It all becomes just a history. Nvidia has published the news regarding the discontinuing of its GPP. It was too little too fast for some people to be a part of it. It all began in March and ended before a couple of hours.
Nvidia has undoubtedly explained that most of the partners have agreed to the program, which doesn’t make any explanation regarding termination of the same. The clarification made by Nvidia has opened numerous rumors and insecure statements around the web.
As Nvidia claimed:
With GPP, we asked our partners to brand their products in a way that would be crystal clear. The choice of GPU greatly defines a gaming platform. So, the GPU brand should be clearly transparent – no substitute GPUs hidden behind a pile of techno-jargon.
Most partners agreed. They own their brands and GPP didn’t change that. They decide how they want to convey their product promise to gamers. Still, today we are pulling the plug on GPP to avoid any distraction from the super exciting work we’re doing to bring amazing advances to PC gaming.
On the other side of the Nvidia’s story, being unable to sell AMD GPUs under the ASUS ROG branding pushed ASUS to create a new gaming brand AREZ to be able to sell their graphics cards. The only guilt for that occurrence could be found in Nvidia. Looking at the bright side, this is a winning situation for all the gamers across the globe. However, the central question becomes simple and involves the outcome of the orphaned branding. In numerous times, AMD accused Nvidia of their bad competitive and marketing practice on the market, leading to nothing but an escalation. Followed by the gamers across the world, it was already announcing a recognition of this current situation.
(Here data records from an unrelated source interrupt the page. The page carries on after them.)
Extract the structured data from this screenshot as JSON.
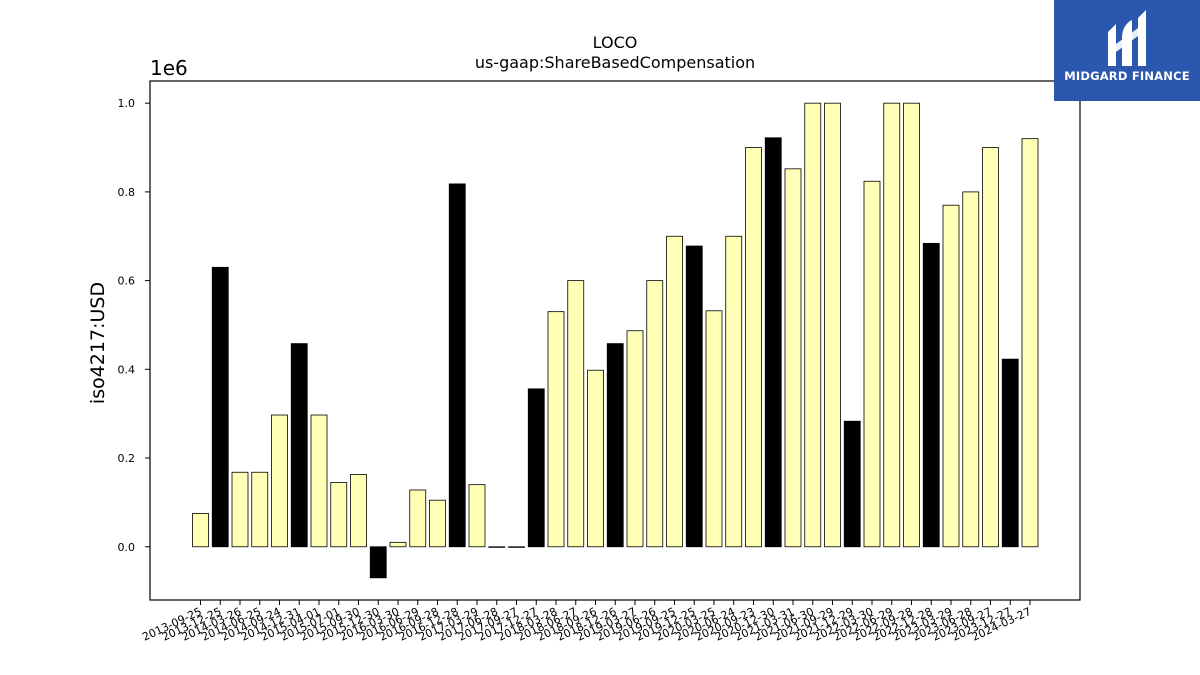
{
  "chart_data": {
    "type": "bar",
    "title": "LOCO",
    "subtitle": "us-gaap:ShareBasedCompensation",
    "xlabel": "",
    "ylabel": "iso4217:USD",
    "multiplier_label": "1e6",
    "ylim": [
      -0.12,
      1.05
    ],
    "yticks": [
      "0.0",
      "0.2",
      "0.4",
      "0.6",
      "0.8",
      "1.0"
    ],
    "grid": false,
    "legend": "none",
    "colors": {
      "light": "#FFFFB5",
      "dark": "#000000",
      "edge": "#000000"
    },
    "categories": [
      "2013-09-25",
      "2013-12-25",
      "2014-03-26",
      "2014-06-25",
      "2014-09-24",
      "2014-12-31",
      "2015-04-01",
      "2015-07-01",
      "2015-09-30",
      "2015-12-30",
      "2016-03-30",
      "2016-06-29",
      "2016-09-28",
      "2016-12-28",
      "2017-03-29",
      "2017-06-28",
      "2017-09-27",
      "2017-12-27",
      "2018-03-28",
      "2018-06-27",
      "2018-09-26",
      "2018-12-26",
      "2019-03-27",
      "2019-06-26",
      "2019-09-25",
      "2019-12-25",
      "2020-03-25",
      "2020-06-24",
      "2020-09-23",
      "2020-12-30",
      "2021-03-31",
      "2021-06-30",
      "2021-09-29",
      "2021-12-29",
      "2022-03-30",
      "2022-06-29",
      "2022-09-28",
      "2022-12-28",
      "2023-03-29",
      "2023-06-28",
      "2023-09-27",
      "2023-12-27",
      "2024-03-27"
    ],
    "values": [
      0.075,
      0.63,
      0.168,
      0.168,
      0.297,
      0.458,
      0.297,
      0.145,
      0.163,
      -0.07,
      0.01,
      0.128,
      0.105,
      0.818,
      0.14,
      0.0,
      0.0,
      0.356,
      0.53,
      0.6,
      0.398,
      0.458,
      0.487,
      0.6,
      0.7,
      0.678,
      0.532,
      0.7,
      0.9,
      0.922,
      0.852,
      1.0,
      1.0,
      0.283,
      0.824,
      1.0,
      1.0,
      0.684,
      0.77,
      0.8,
      0.9,
      0.423,
      0.92
    ],
    "highlight": [
      false,
      true,
      false,
      false,
      false,
      true,
      false,
      false,
      false,
      true,
      false,
      false,
      false,
      true,
      false,
      false,
      false,
      true,
      false,
      false,
      false,
      true,
      false,
      false,
      false,
      true,
      false,
      false,
      false,
      true,
      false,
      false,
      false,
      true,
      false,
      false,
      false,
      true,
      false,
      false,
      false,
      true,
      false
    ]
  },
  "brand": {
    "name": "MIDGARD FINANCE",
    "icon": "midgard-logo-icon",
    "color": "#2B57AE"
  }
}
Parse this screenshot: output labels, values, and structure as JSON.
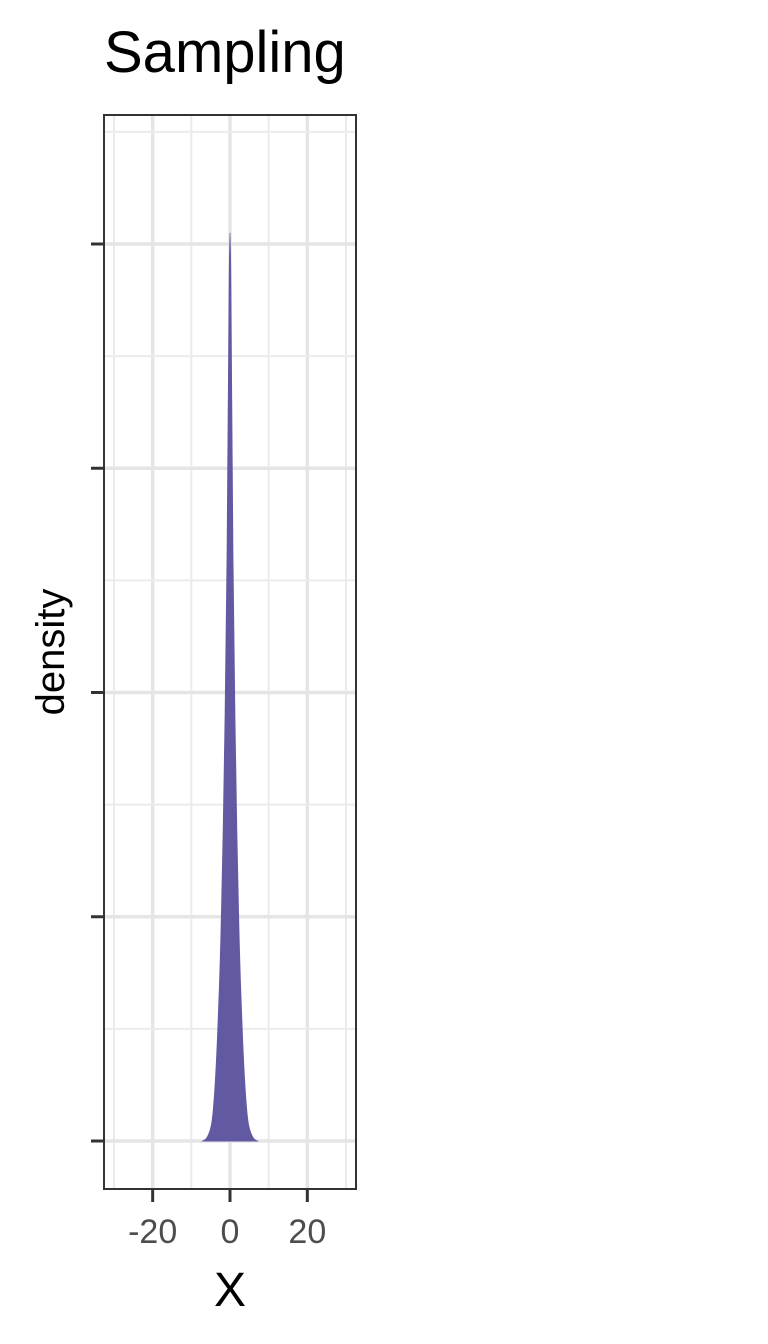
{
  "chart_data": {
    "type": "area",
    "title": "Sampling",
    "xlabel": "X",
    "ylabel": "density",
    "x_ticks": [
      -20,
      0,
      20
    ],
    "x_tick_labels": [
      "-20",
      "0",
      "20"
    ],
    "y_tick_labels": [],
    "xlim": [
      -30,
      30
    ],
    "ylim": [
      0,
      4.6
    ],
    "y_ticks": [
      0,
      1,
      2,
      3,
      4
    ],
    "grid": true,
    "fill_color": "#6259a3",
    "series": [
      {
        "x": [
          -7,
          -6,
          -5,
          -4.5,
          -4,
          -3.5,
          -3,
          -2.5,
          -2,
          -1.5,
          -1,
          -0.5,
          0,
          0.5,
          1,
          1.5,
          2,
          2.5,
          3,
          3.5,
          4,
          4.5,
          5,
          6,
          7
        ],
        "y": [
          0,
          0.01,
          0.05,
          0.1,
          0.2,
          0.35,
          0.55,
          0.8,
          1.15,
          1.6,
          2.2,
          3.0,
          4.4,
          3.0,
          2.2,
          1.6,
          1.15,
          0.8,
          0.55,
          0.35,
          0.2,
          0.1,
          0.05,
          0.01,
          0
        ]
      }
    ]
  }
}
It feels like Nvidia has done the right job by pulling the plug since this way of marketing was flagged for unsuccessful and rubbish. All of a sudden, it seems like the GPP was the only reason that was choking Nvidia’s work. Well, worry not, since AMD has a lot more room to feel more confident now, at least when it comes to sales. The simple cancellation of the program adds that there’s something fishy about it, right?